Гитара, кости и кастет. Все эти юноши печальные… | страница 65



– Хорошо. Все произошло на сеновале в этом сарае, та девочка и мальчики… они говорили… говорили непристойности, а я остался.

– Ты должен был уйти, и ты должен был сказать девочке, чтобы она ушла.

Он должен был уйти! Если бы он только мог рассказать отцу Шварцу, как сильно бился пульс у него на запястье, какое незнакомое, волнующее чувство возбуждения охватило его, когда говорились все эти еще незнакомые ему вещи; такое пламя белого каления знакомо лишь, быть может, унылым, с тяжелым взглядом девушкам из исправительных домов.

– Ты хочешь мне рассказать о чем-нибудь еще?

– Нет, святой отец.

Рудольф почувствовал громадное облегчение. Он чувствовал, как под крепко сжатыми пальцами заструился пот.

– Ты лгал?

Вопрос застал его врасплох. Как и все те, для кого лгать привычно и естественно, он относился к правде с большим уважением и благоговением. Но нечто неизвестное, помимо его воли, заставило его дать короткий и гордый ответ:

– Нет, святой отец, я никогда не лгу!

Он возгордился, как простолюдин, усевшийся на королевский престол, но лишь на мгновение. Затем, когда священник начал бормотать традиционные увещевания, до него дошло, что его героическое отрицание того, что он лгал, являлось ужасным грехом – он солгал на исповеди.

Машинально, в ответ на призыв отца Шварца «Покаемся!», он стал вслух бессмысленно повторять:

– Господи, прости раба Твоего, ибо каюсь, что оскорбил я Тебя…

Надо было как-то это уладить – произошла ужасная ошибка, – но как только его губы сомкнулись, произнеся последние слова молитвы, створка оконца с резким стуком опустилась.

Минуту спустя, когда он вышел в сумерки, облегчение от того, что спертый воздух церкви вдруг сменился простором пшеничных полей под открытым небом, помешало ему сразу полностью осознать то, что он совершил. Вместо того чтобы мучаться угрызениями совести, он глубоко вдохнул свежий воздух и принялся повторять про себя слова: «Блэтчфорд Сарнемингтон, Блэтчфорд Сарнемингтон!»
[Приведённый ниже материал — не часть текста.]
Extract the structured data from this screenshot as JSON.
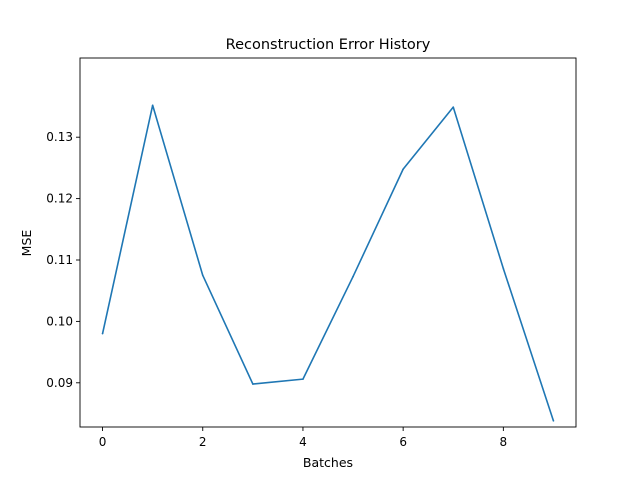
{
  "chart_data": {
    "type": "line",
    "title": "Reconstruction Error History",
    "xlabel": "Batches",
    "ylabel": "MSE",
    "xlim": [
      -0.45,
      9.45
    ],
    "ylim": [
      0.0828,
      0.1429
    ],
    "xticks": [
      0,
      2,
      4,
      6,
      8
    ],
    "xtick_labels": [
      "0",
      "2",
      "4",
      "6",
      "8"
    ],
    "yticks": [
      0.09,
      0.1,
      0.11,
      0.12,
      0.13
    ],
    "ytick_labels": [
      "0.09",
      "0.10",
      "0.11",
      "0.12",
      "0.13"
    ],
    "grid": false,
    "series": [
      {
        "color": "#1f77b4",
        "x": [
          0,
          1,
          2,
          3,
          4,
          5,
          6,
          7,
          8,
          9
        ],
        "y": [
          0.098,
          0.1352,
          0.1075,
          0.0898,
          0.0906,
          0.1073,
          0.1248,
          0.1349,
          0.1086,
          0.0838
        ]
      }
    ]
  }
}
Блэтчфордом Сарнемингтоном был он сам, и эти слова звучали, как песня. Когда он становился Блэтчфордом Сарнемингтоном, из него начинало струиться учтивое благородство. Жизнь Блэтчфорда Сарнемингтона представляла собой череду стремительных и сокрушительных триумфов. Рудольф прищуривался, и это означало, что им овладел Блэтчфорд; он продолжал свой путь, и в воздухе слышался завистливый шепот: «Блэтчфорд Сарнемингтон! Вот идет Блэтчфорд Сарнемингтон!»

Он уже некоторое время представлял себя Блэтчфордом, с напыщенным видом направляясь домой по извилистой тропке, но, когда до рожка кончилась и началась асфальтированная «макадамская» щебенка главной улицы Людвига, опьянение Рудольфа понемногу прошло, голова остыла, и он почувствовал весь ужас своей лжи. Господь, конечно, уже знал о ней, но в голове у Рудольфа был особый уголок, где он мог укрыться от Господа, где он придумывал уловки, с помощью которых он часто оставлял Господа с носом. Тут же спрятавшись в этом уголке, он стал размышлять, как избежать последствий своего вранья.